With Western countries rolling out new sanctions against Russia midst the roll out of horrifying images of war crimes in the Ukrainian city of Bucha, it has become clear that their easiest sanction options have now been exhausted; there are now some stark differences among allies over the next steps.
While the European Union has proposed stopping the import of Russian coal, there are difference among EU countries over the move. Resistance is even stronger for restricting Russian oil and gas, given the impact on their economies.
While the Group of Seven have largely removed Russia’s biggest lenders from the U.S. dollar-based financial system, this has spurred growth in SWIFT alternatives which are now gaining momentum. The IMF has also issues a warning to this effect.
Washington has also barred US companies from pursuing new investments in Russia and blocked Russia from paying sovereign debt holders with money in U.S. banks.
Western sanctions are now starting to turn Russia back into an austere, 1980s Soviet-style closed economy.
Moscow however continues to generate billions from energy exports. U.S. Treasury Secretary Janet Yellen has told U.S. lawmakers that stronger curbs on Russian energy are not yet possible since European allies are heavily dependent on Russian oil and gas.
Russia supplies around 40% of the European Union’s natural gas consumption, which the International Energy Agency values at more than $400 million per day. The EU gets a third of its oil imports from Russia, about $700 million per day.
“We are at the point where we have to take some pain,” said Benn Steil, international economics director for the Council on Foreign Relations. “The initial batches of sanctions were crafted as much to not hurt us in the West as much as they were to hurt Russia.”
With Western sanctions starting to bite Europe, divisions among Europeans have become more apparent. Last week on Saturday, Austrian Finance Minister Magnus Brunner voiced opposition to sanctions against Russian oil and gas since they would hurt Austria more than Russia.
Given the lack of unity on curbing Russia energy imports, the West has now limited options to ratchet up pressure on Moscow.
An investment ban could push more multinational firms to leave Russia, opined Daniel Tannebaum, a former compliance officer at the Treasury’s Office of Foreign Assets Control.
“You could outright start banning trade in more industries, a move that would cut Russians off from more types of Western products such as pharmaceuticals, similar to a luxury goods ban imposed in the early days of the war,” said Tannebaum, CEO of Oliver Wyman, an anti-financial crime practice.
The United States has been pushing European allies to inflict more pain on Russia while trying to make sure that the alliance against President Vladimir Putin does not fray, a balance that will increasingly become more difficult.
“You’ve kind of hit the ceiling – on both sides of the Atlantic – for what can be done easily and what can be done in short order,” said Clayton Allen, U.S. director at the Eurasia Group, a political risk consultancy.

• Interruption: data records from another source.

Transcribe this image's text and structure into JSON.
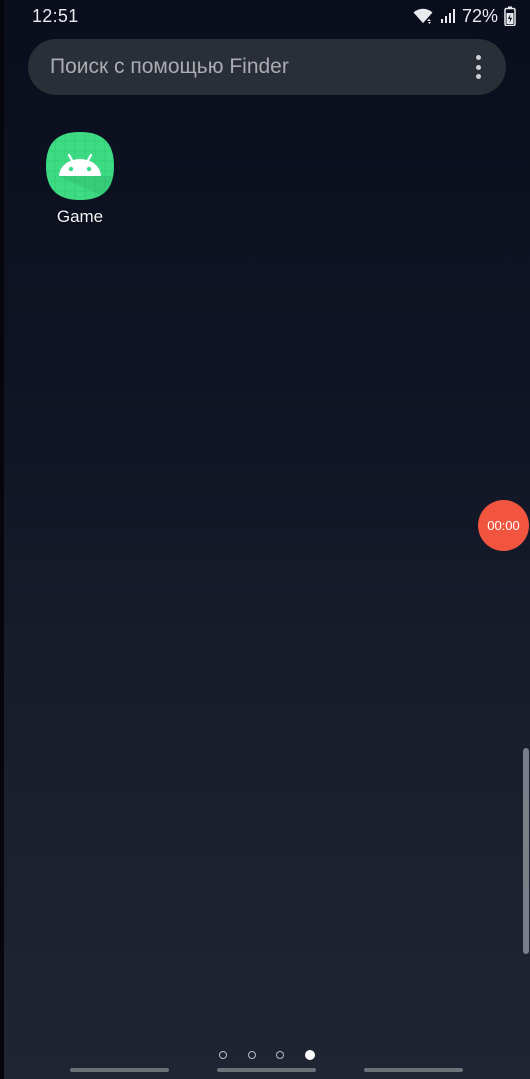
{
  "status_bar": {
    "time": "12:51",
    "battery_percent": "72%",
    "icons": [
      "wifi-icon",
      "signal-icon",
      "battery-icon"
    ]
  },
  "search": {
    "placeholder": "Поиск с помощью Finder",
    "menu_icon": "more-vert-icon"
  },
  "apps": [
    {
      "label": "Game",
      "icon": "android-icon",
      "color": "#3ddc84"
    }
  ],
  "recording": {
    "timer": "00:00",
    "color": "#f2553f"
  },
  "page_indicator": {
    "total": 4,
    "active_index": 3
  },
  "colors": {
    "search_bg": "#2a2e37",
    "wallpaper_top": "#0a0e1c",
    "wallpaper_bottom": "#1f2532"
  }
}
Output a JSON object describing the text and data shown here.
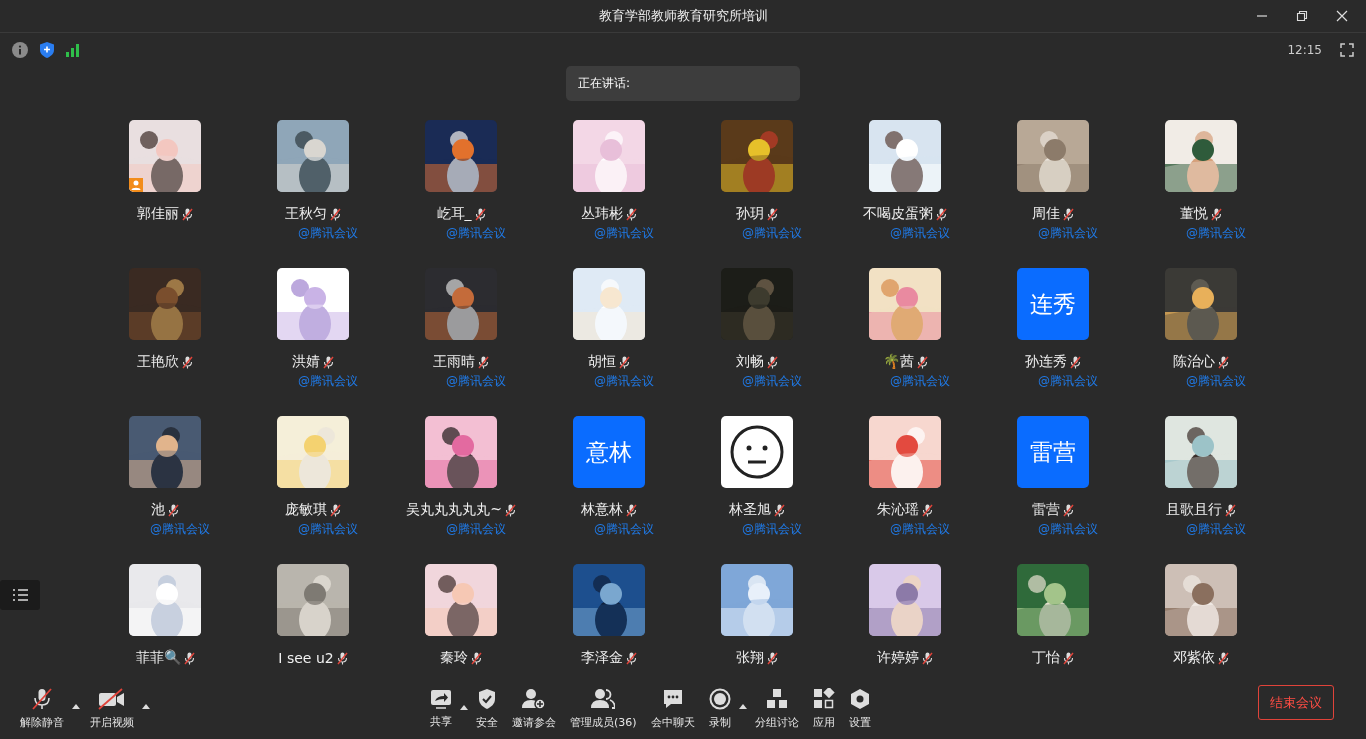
{
  "window": {
    "title": "教育学部教师教育研究所培训"
  },
  "status": {
    "time": "12:15"
  },
  "speaking": {
    "label": "正在讲话:"
  },
  "participants": [
    {
      "name": "郭佳丽",
      "host": true,
      "muted": true
    },
    {
      "name": "王秋匀",
      "tag": "@腾讯会议",
      "host": false,
      "muted": true
    },
    {
      "name": "屹耳_",
      "tag": "@腾讯会议",
      "host": false,
      "muted": true
    },
    {
      "name": "丛玮彬",
      "tag": "@腾讯会议",
      "host": false,
      "muted": true
    },
    {
      "name": "孙玥",
      "tag": "@腾讯会议",
      "host": false,
      "muted": true
    },
    {
      "name": "不喝皮蛋粥",
      "tag": "@腾讯会议",
      "host": false,
      "muted": true
    },
    {
      "name": "周佳",
      "tag": "@腾讯会议",
      "host": false,
      "muted": true
    },
    {
      "name": "董悦",
      "tag": "@腾讯会议",
      "host": false,
      "muted": true
    },
    {
      "name": "王艳欣",
      "host": false,
      "muted": true
    },
    {
      "name": "洪婧",
      "tag": "@腾讯会议",
      "host": false,
      "muted": true
    },
    {
      "name": "王雨晴",
      "tag": "@腾讯会议",
      "host": false,
      "muted": true
    },
    {
      "name": "胡恒",
      "tag": "@腾讯会议",
      "host": false,
      "muted": true
    },
    {
      "name": "刘畅",
      "tag": "@腾讯会议",
      "host": false,
      "muted": true
    },
    {
      "name": "🌴茜",
      "tag": "@腾讯会议",
      "host": false,
      "muted": true
    },
    {
      "name": "孙连秀",
      "tag": "@腾讯会议",
      "host": false,
      "muted": true,
      "avatar": {
        "kind": "text",
        "text": "连秀"
      }
    },
    {
      "name": "陈治心",
      "tag": "@腾讯会议",
      "host": false,
      "muted": true
    },
    {
      "name": "池",
      "tag": "@腾讯会议",
      "host": false,
      "muted": true
    },
    {
      "name": "庞敏琪",
      "tag": "@腾讯会议",
      "host": false,
      "muted": true
    },
    {
      "name": "吴丸丸丸丸丸~",
      "tag": "@腾讯会议",
      "host": false,
      "muted": true
    },
    {
      "name": "林意林",
      "tag": "@腾讯会议",
      "host": false,
      "muted": true,
      "avatar": {
        "kind": "text",
        "text": "意林"
      }
    },
    {
      "name": "林圣旭",
      "tag": "@腾讯会议",
      "host": false,
      "muted": true,
      "avatar": {
        "kind": "face"
      }
    },
    {
      "name": "朱沁瑶",
      "tag": "@腾讯会议",
      "host": false,
      "muted": true
    },
    {
      "name": "雷营",
      "tag": "@腾讯会议",
      "host": false,
      "muted": true,
      "avatar": {
        "kind": "text",
        "text": "雷营"
      }
    },
    {
      "name": "且歌且行",
      "tag": "@腾讯会议",
      "host": false,
      "muted": true
    },
    {
      "name": "菲菲🔍",
      "host": false,
      "muted": true
    },
    {
      "name": "I see u2",
      "host": false,
      "muted": true
    },
    {
      "name": "秦玲",
      "host": false,
      "muted": true
    },
    {
      "name": "李泽金",
      "host": false,
      "muted": true
    },
    {
      "name": "张翔",
      "host": false,
      "muted": true
    },
    {
      "name": "许婷婷",
      "host": false,
      "muted": true
    },
    {
      "name": "丁怡",
      "host": false,
      "muted": true
    },
    {
      "name": "邓紫依",
      "host": false,
      "muted": true
    }
  ],
  "toolbar_left": [
    {
      "label": "解除静音",
      "caret": true
    },
    {
      "label": "开启视频",
      "caret": true
    }
  ],
  "toolbar_center": [
    {
      "label": "共享",
      "caret": true
    },
    {
      "label": "安全",
      "caret": false
    },
    {
      "label": "邀请参会",
      "caret": false
    },
    {
      "label": "管理成员(36)",
      "caret": false
    },
    {
      "label": "会中聊天",
      "caret": false
    },
    {
      "label": "录制",
      "caret": true
    },
    {
      "label": "分组讨论",
      "caret": false
    },
    {
      "label": "应用",
      "caret": false
    },
    {
      "label": "设置",
      "caret": false
    }
  ],
  "end_button": {
    "label": "结束会议"
  }
}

If the US decides to move to a tougher round of sanctions, Washington will first need to provide concrete assurances to its European allies that energy markets and supplies can be stabilized to avoid economic hardship, said Allen while adding, an economically weak EU helps no one.
“If Western Europe is plunged into a recession, that’s going to drastically limit the amount of support – both moral and material – that they can provide to Ukraine,” said Allen.